Based in Gloucestershire, but with a regional office at Thornton Science Park, the company develops and delivers clean energy projects at a scale that makes a material difference to climate change.

One such project is HyNet North West – the UK’s leading industrial and multi-sector decarbonisation project, which involves the production and distribution of low carbon hydrogen and includes carbon capture and storage. The University is a collaboration partner in the HyNet North West project.

During her placement, Hannah, a student in the University’s Faculty of Science and Engineering, examined the technical and economic pros and cons of several candidate carbon capture technologies.

The task gave Hannah invaluable experience of working on a live project that will have a big beneficial impact on the environment. During her time with Progressive Energy, Hannah was working on part of the HyNet North West project.

Hannah explained: “My project was to research a wide range of carbon capture technology options to determine the optimal solution to capture large volumes of carbon dioxide from one particular production unit.

“I wrote a report and a presentation which informed the other employees at Progressive Energy of my findings. From this, they could make an evaluation on which was the most efficient and viable technology option.”

John Egan, North West Regional Lead at Progressive Energy, said: “It was very useful to have Hannah investigate the technical and economic advantages and disadvantages of several candidate carbon capture technologies.

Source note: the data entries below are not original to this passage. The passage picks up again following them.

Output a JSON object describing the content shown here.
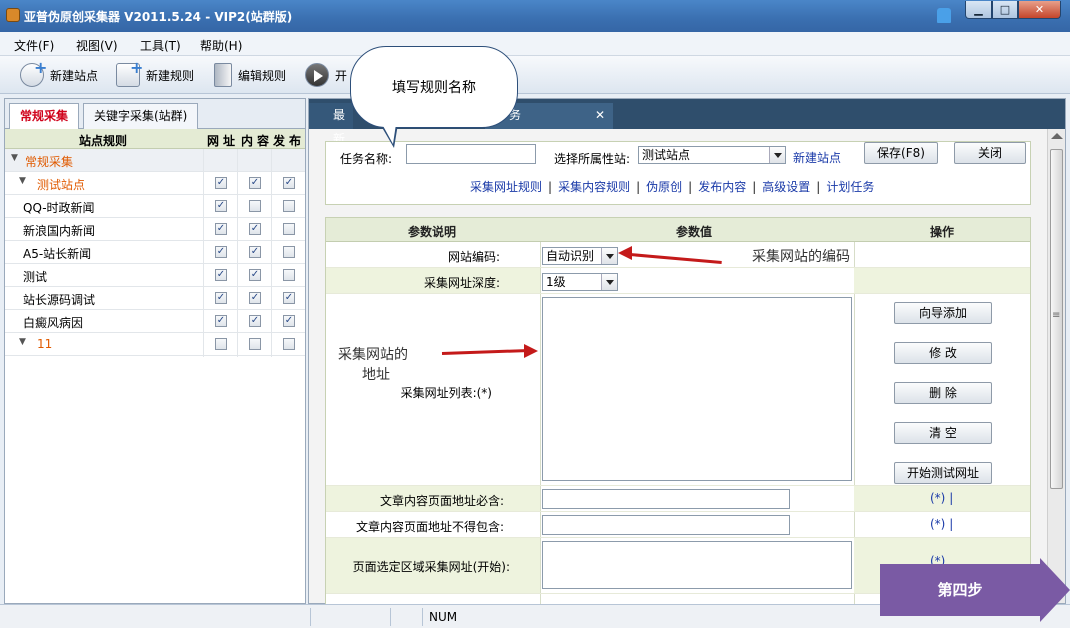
{
  "window": {
    "title": "亚普伪原创采集器 V2011.5.24 - VIP2(站群版)"
  },
  "menu": [
    "文件(F)",
    "视图(V)",
    "工具(T)",
    "帮助(H)"
  ],
  "toolbar": {
    "new_site": "新建站点",
    "new_rule": "新建规则",
    "edit_rule": "编辑规则",
    "start": "开"
  },
  "callout": "填写规则名称",
  "left": {
    "tabs": [
      "常规采集",
      "关键字采集(站群)"
    ],
    "head": {
      "site_rules": "站点规则",
      "col1": "网",
      "col2": "址",
      "col3": "内",
      "col4": "容",
      "col5": "发",
      "col6": "布"
    },
    "rows": [
      {
        "name": "常规采集",
        "type": "group",
        "c": null
      },
      {
        "name": "测试站点",
        "type": "site",
        "c": [
          true,
          true,
          true
        ]
      },
      {
        "name": "QQ-时政新闻",
        "type": "item",
        "c": [
          true,
          false,
          false
        ]
      },
      {
        "name": "新浪国内新闻",
        "type": "item",
        "c": [
          true,
          true,
          false
        ]
      },
      {
        "name": "A5-站长新闻",
        "type": "item",
        "c": [
          true,
          true,
          false
        ]
      },
      {
        "name": "测试",
        "type": "item",
        "c": [
          true,
          true,
          false
        ]
      },
      {
        "name": "站长源码调试",
        "type": "item",
        "c": [
          true,
          true,
          true
        ]
      },
      {
        "name": "白癜风病因",
        "type": "item",
        "c": [
          true,
          true,
          true
        ]
      },
      {
        "name": "11",
        "type": "site",
        "c": [
          false,
          false,
          false
        ]
      }
    ]
  },
  "right": {
    "tabs": [
      "最新",
      "务"
    ],
    "task": {
      "name_label": "任务名称:",
      "name_value": "",
      "site_label": "选择所属性站:",
      "site_value": "测试站点",
      "new_site_link": "新建站点",
      "save": "保存(F8)",
      "close": "关闭",
      "links": [
        "采集网址规则",
        "采集内容规则",
        "伪原创",
        "发布内容",
        "高级设置",
        "计划任务"
      ]
    },
    "params": {
      "head": [
        "参数说明",
        "参数值",
        "操作"
      ],
      "encoding_label": "网站编码:",
      "encoding_value": "自动识别",
      "depth_label": "采集网址深度:",
      "depth_value": "1级",
      "url_list_label": "采集网址列表:(*)",
      "buttons": [
        "向导添加",
        "修 改",
        "删 除",
        "清 空",
        "开始测试网址"
      ],
      "must_contain_label": "文章内容页面地址必含:",
      "must_not_contain_label": "文章内容页面地址不得包含:",
      "region_label": "页面选定区域采集网址(开始):",
      "op_star": "(*)",
      "op_bar": "|"
    },
    "annotations": {
      "encoding": "采集网站的编码",
      "address_1": "采集网站的",
      "address_2": "地址"
    }
  },
  "step": "第四步",
  "status": {
    "num": "NUM"
  },
  "colors": {
    "arrow": "#c41a1a",
    "step": "#7a5aa4",
    "title_bar": "#3a6fb0",
    "tab_bar": "#2f4e6c"
  }
}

“She was able to quickly eliminate several technologies which were poorly suited to the specific process conditions of the emissions source.

“Hannah delivered a very effective final presentation to a large group including some of the company directors, which prompted plenty of further discussions.”

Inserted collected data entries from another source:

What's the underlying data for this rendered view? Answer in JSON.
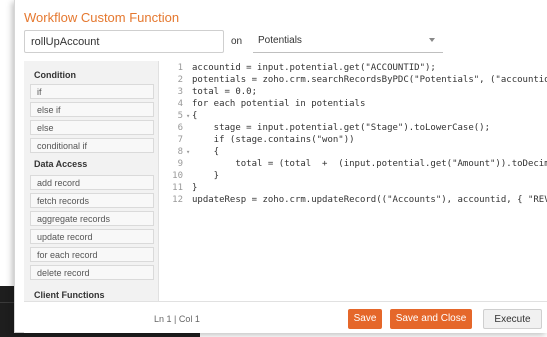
{
  "dialog": {
    "title": "Workflow Custom Function",
    "function_name": "rollUpAccount",
    "on_label": "on",
    "module": "Potentials"
  },
  "sidebar": {
    "sections": [
      {
        "heading": "Condition",
        "items": [
          "if",
          "else if",
          "else",
          "conditional if"
        ]
      },
      {
        "heading": "Data Access",
        "items": [
          "add record",
          "fetch records",
          "aggregate records",
          "update record",
          "for each record",
          "delete record"
        ]
      },
      {
        "heading": "Client Functions",
        "items": []
      }
    ]
  },
  "editor": {
    "lines": [
      {
        "num": "1",
        "fold": "",
        "text": "accountid = input.potential.get(\"ACCOUNTID\");"
      },
      {
        "num": "2",
        "fold": "",
        "text": "potentials = zoho.crm.searchRecordsByPDC(\"Potentials\", (\"accountid\"), input.accountid);"
      },
      {
        "num": "3",
        "fold": "",
        "text": "total = 0.0;"
      },
      {
        "num": "4",
        "fold": "",
        "text": "for each potential in potentials"
      },
      {
        "num": "5",
        "fold": "▾",
        "text": "{"
      },
      {
        "num": "6",
        "fold": "",
        "text": "    stage = input.potential.get(\"Stage\").toLowerCase();"
      },
      {
        "num": "7",
        "fold": "",
        "text": "    if (stage.contains(\"won\"))"
      },
      {
        "num": "8",
        "fold": "▾",
        "text": "    {"
      },
      {
        "num": "9",
        "fold": "",
        "text": "        total = (total  +  (input.potential.get(\"Amount\")).toDecimal());"
      },
      {
        "num": "10",
        "fold": "",
        "text": "    }"
      },
      {
        "num": "11",
        "fold": "",
        "text": "}"
      },
      {
        "num": "12",
        "fold": "",
        "text": "updateResp = zoho.crm.updateRecord((\"Accounts\"), accountid, { \"REVENUE\" : total });"
      }
    ]
  },
  "footer": {
    "cursor_position": "Ln 1 | Col 1",
    "save_label": "Save",
    "save_close_label": "Save and Close",
    "execute_label": "Execute"
  },
  "colors": {
    "accent": "#e5672a",
    "title": "#e5782f",
    "keyword": "#b5162e"
  }
}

He added: “Despite the constraints of a wholly virtual placement due to the COVID-19 pandemic, Hannah was able to gather data and interact with several members of the Progressive Energy team."

Hannah, who is now considering careers in chemical engineering as she completes her degree, added: “I was provided with lots of support, structure and clarity to what was expected. We would have regular video chat meetings and John and his colleagues were always available to provide help if any problems were raised, therefore I quickly adjusted to the work environment.

“From this experience, I’ve widened my knowledge on the different pathways to a low carbon future and I’m now able to understand the current issues and future projects associated with the low carbon energy market.

“I’ve also learned what it would be like to work in a research-based career, as well as working remotely in a home environment. It’s been a really valuable experience.”